よう
お疲れ
みんな元気かい
山田チャソです
今日は南三陸町歌津地区のMさん宅の片付けに行ってきた。
いきなり朝からMさん宅の現場リーダーに抜擢されてしまった。
人選間違ってねぇか
二日目だぜ

入江の奥まった場所の高台にあるお宅。
津波はこちらのお宅のすぐ下の場所で沖からの第3波と内陸から凄い力で戻ってきた引き波がぶち当たり渦を巻いて長閑な集落を徹底的に破壊しつくした。
一階部分は津波の直撃で外壁は剥がれ酷い状況。
俺を含めて4名で剥がれた外壁や木材やモルタルを軽トラに積んで近くの仮集積場所へ数回運ぶ重労働。
今日は現地に来て初めて悲しい現実を知らされた。
こちらの娘さんは大学卒業後に就職し南三陸町役場に勤務。3.11の大津波の際は防災庁舎にいた。
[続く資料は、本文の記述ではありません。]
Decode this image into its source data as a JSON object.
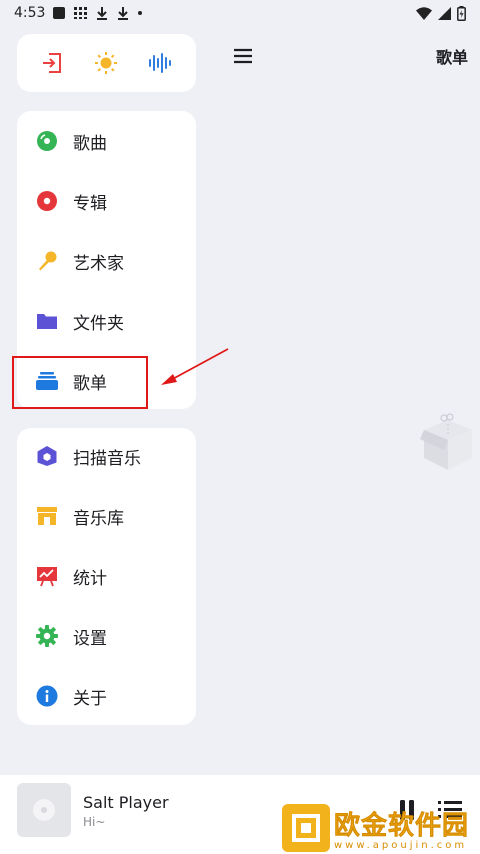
{
  "status_bar": {
    "time": "4:53"
  },
  "header": {
    "title": "歌单"
  },
  "quick_actions": [
    {
      "icon": "exit-icon",
      "color": "#e8413f"
    },
    {
      "icon": "sun-icon",
      "color": "#f4b528"
    },
    {
      "icon": "waveform-icon",
      "color": "#2f7de1"
    }
  ],
  "nav": {
    "library_items": [
      {
        "label": "歌曲",
        "icon": "songs-disc-icon",
        "color": "#35b455"
      },
      {
        "label": "专辑",
        "icon": "album-icon",
        "color": "#e5373b"
      },
      {
        "label": "艺术家",
        "icon": "microphone-icon",
        "color": "#f4b528"
      },
      {
        "label": "文件夹",
        "icon": "folder-icon",
        "color": "#5b52d6"
      },
      {
        "label": "歌单",
        "icon": "playlist-icon",
        "color": "#1f7ae0"
      }
    ],
    "tool_items": [
      {
        "label": "扫描音乐",
        "icon": "scan-icon",
        "color": "#5b52d6"
      },
      {
        "label": "音乐库",
        "icon": "store-icon",
        "color": "#f4b528"
      },
      {
        "label": "统计",
        "icon": "chart-icon",
        "color": "#e5373b"
      },
      {
        "label": "设置",
        "icon": "gear-icon",
        "color": "#35b455"
      },
      {
        "label": "关于",
        "icon": "info-icon",
        "color": "#1f7ae0"
      }
    ]
  },
  "player": {
    "title": "Salt Player",
    "subtitle": "Hi~"
  },
  "watermark": {
    "text": "欧金软件园",
    "url": "www.apoujin.com"
  },
  "annotation": {
    "highlight_color": "#e01818"
  }
}
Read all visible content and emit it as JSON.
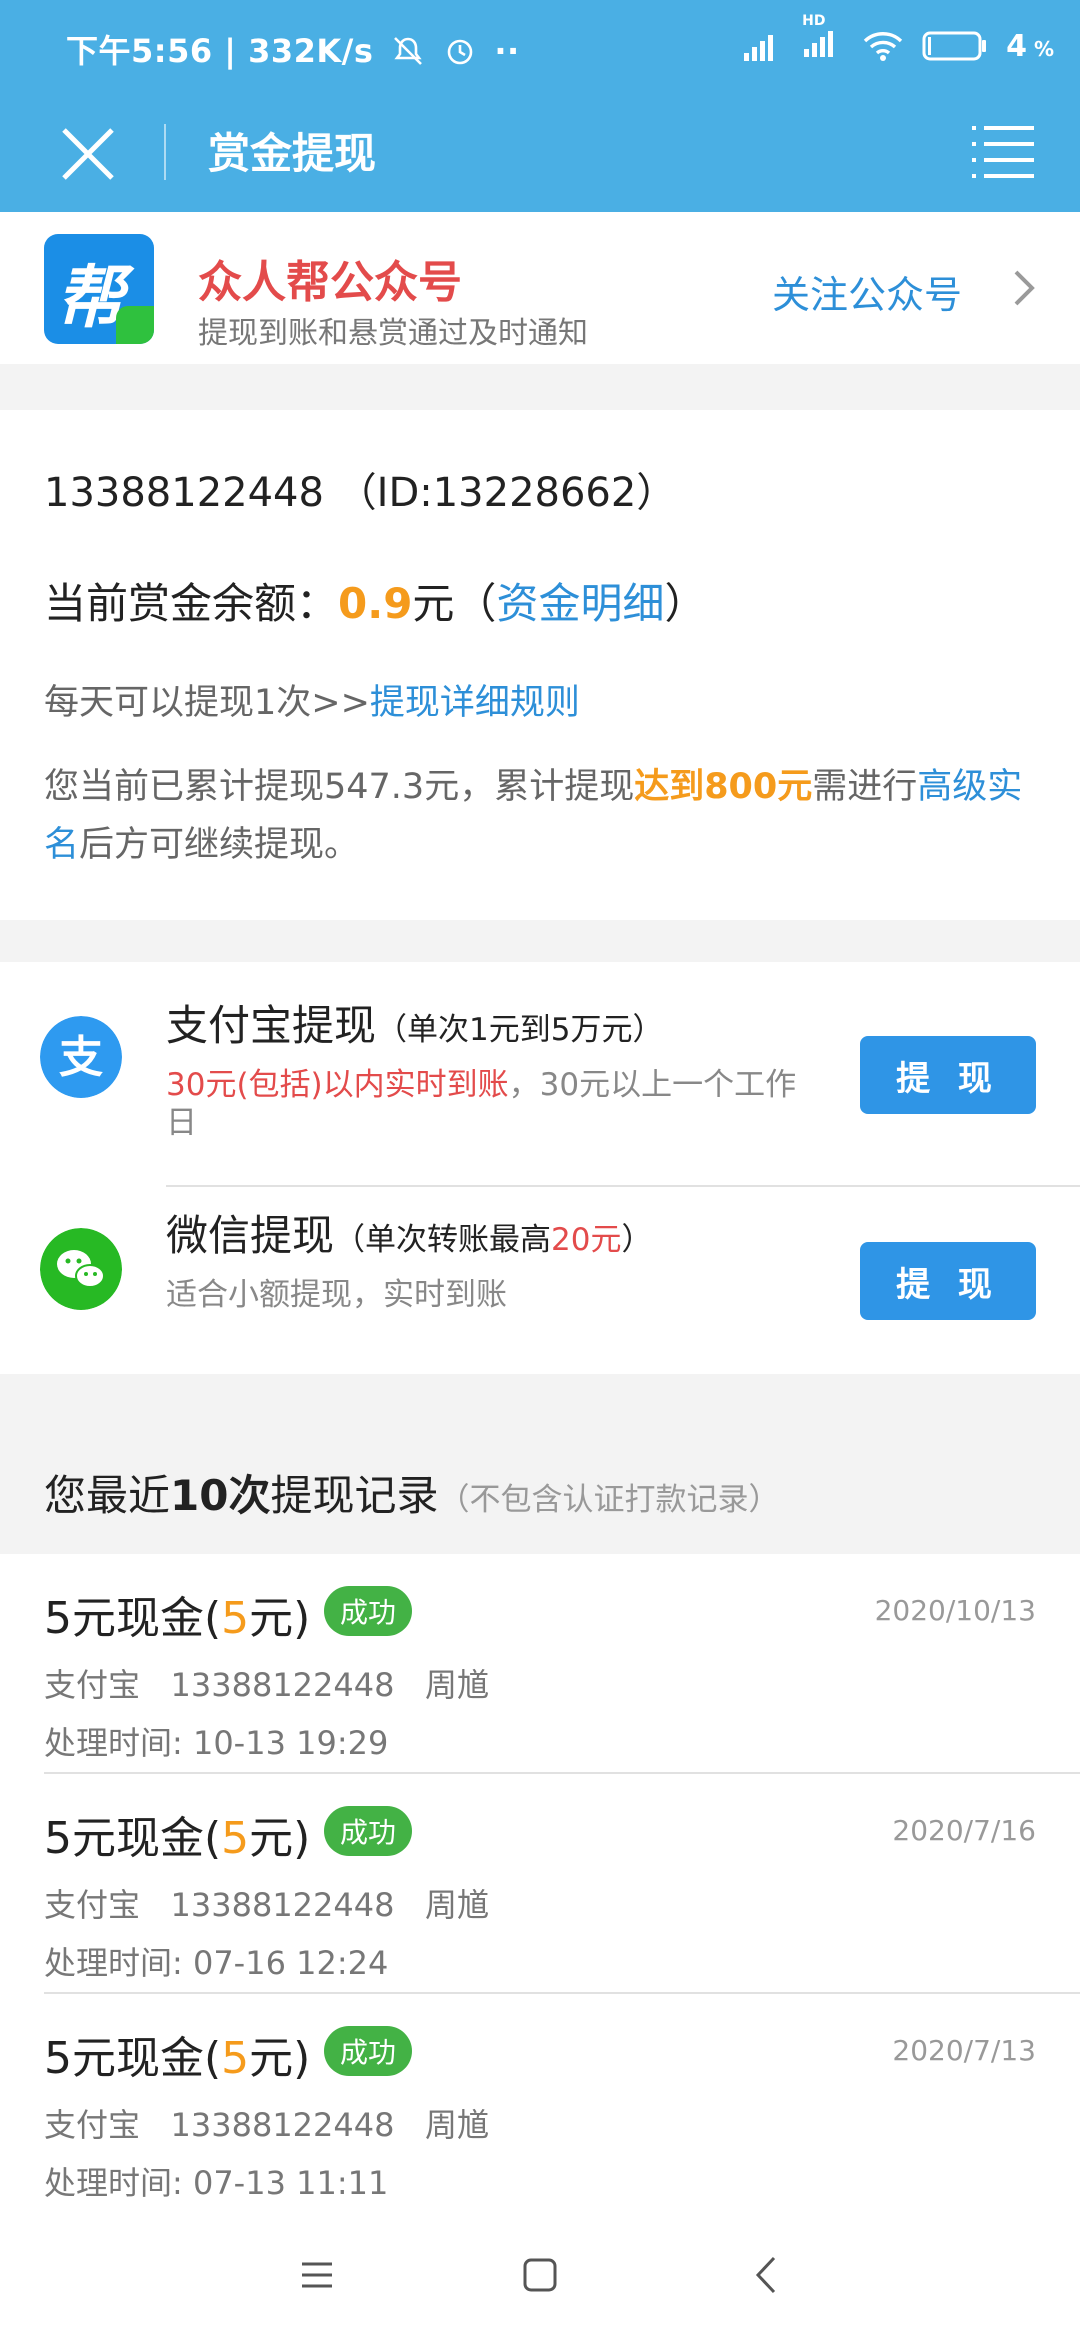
{
  "status_bar": {
    "time_speed": "下午5:56 | 332K/s",
    "network_hd": "HD",
    "battery": "4"
  },
  "nav": {
    "title": "赏金提现"
  },
  "follow": {
    "name": "众人帮公众号",
    "desc": "提现到账和悬赏通过及时通知",
    "button": "关注公众号",
    "logo_glyph": "帮"
  },
  "account": {
    "line": "13388122448 （ID:13228662）",
    "balance_label": "当前赏金余额：",
    "balance_value": "0.9",
    "balance_unit": "元（",
    "balance_link": "资金明细",
    "balance_end": "）",
    "rule_prefix": "每天可以提现1次>>",
    "rule_link": "提现详细规则",
    "note_prefix": "您当前已累计提现547.3元，累计提现",
    "note_highlight": "达到800元",
    "note_mid": "需进行",
    "note_link": "高级实名",
    "note_suffix": "后方可继续提现。"
  },
  "withdraw": {
    "alipay": {
      "title": "支付宝提现",
      "limit": "（单次1元到5万元）",
      "sub_red": "30元(包括)以内实时到账",
      "sub_rest": "，30元以上一个工作日",
      "button": "提 现",
      "icon_glyph": "支"
    },
    "wechat": {
      "title": "微信提现",
      "limit_prefix": "（单次转账最高",
      "limit_value": "20元",
      "limit_suffix": "）",
      "sub": "适合小额提现，实时到账",
      "button": "提 现"
    }
  },
  "history": {
    "title_prefix": "您最近",
    "title_bold": "10次",
    "title_suffix": "提现记录",
    "subtitle": "（不包含认证打款记录）",
    "records": [
      {
        "title_a": "5元现金(",
        "title_num": "5",
        "title_b": "元)",
        "status": "成功",
        "date": "2020/10/13",
        "meta": "支付宝   13388122448   周馗",
        "time": "处理时间: 10-13 19:29"
      },
      {
        "title_a": "5元现金(",
        "title_num": "5",
        "title_b": "元)",
        "status": "成功",
        "date": "2020/7/16",
        "meta": "支付宝   13388122448   周馗",
        "time": "处理时间: 07-16 12:24"
      },
      {
        "title_a": "5元现金(",
        "title_num": "5",
        "title_b": "元)",
        "status": "成功",
        "date": "2020/7/13",
        "meta": "支付宝   13388122448   周馗",
        "time": "处理时间: 07-13 11:11"
      }
    ]
  },
  "colors": {
    "header": "#4aafe4",
    "accent_blue": "#2d8fd8",
    "orange": "#f59b1c",
    "red": "#e34b4b",
    "green_badge": "#43b245"
  },
  "icons": [
    "signal-icon",
    "wifi-icon",
    "battery-icon",
    "mute-bell-icon",
    "alarm-icon",
    "close-icon",
    "menu-icon",
    "chevron-right-icon",
    "alipay-icon",
    "wechat-icon",
    "nav-menu-icon",
    "nav-home-icon",
    "nav-back-icon"
  ]
}
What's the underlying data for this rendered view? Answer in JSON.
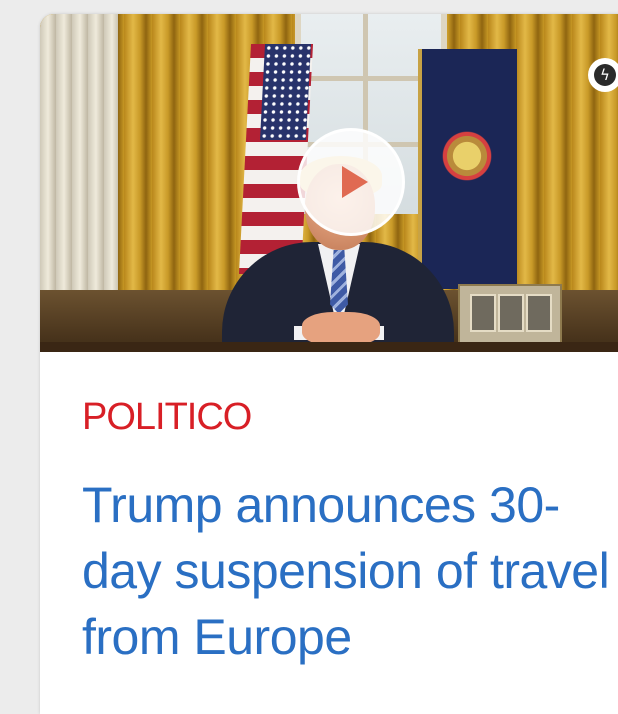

当時の南三陸町防災庁舎は役場職員がちょうど防災対策会議を開いていた。地震に続き14㍍の津波が押し寄せてきて、38名の役場職員は屋上へ避難したが、アンテナ塔にしがみついていた町長を含め数名(5名)以外は屋上の手摺りごと第1波の直撃で流されてしまい。その殆どが今だ行方不明のままだ。
その中にMさん宅の娘さんもいた…。
今日一緒に片付けを手伝ってくださった彼女のお父さんは遠くを見ながら話してくれた。
「(報道された)役場防災無線で最期まで大津波から避難を呼びかけて亡くなった子(女性職員)はうちの娘と同級生なんだよ…」
「今でも(娘を)捜しているんですよ」
俺は何も言えなかった…。
[気を落とさないで。]
[頑張りましょう。]
[独りじゃないですよ]
…
どんな言葉を投げ掛けてもこの現実には【軽すぎる】言葉でしかない…。
ただただ聞く事しかできなかった。
我々に笑顔で貴重な水を使って、カップラーメンや缶コーヒーを差し入れしてくれたり一緒に重たい荷物運びに協力してくれたり…作業が終了し最後は深々とお辞儀をして我々が見えなくなるまで家の外で見送ってくれていた。
搬出した瓦礫(不適切な表現ではあるが)には口紅等化粧品も入っていた。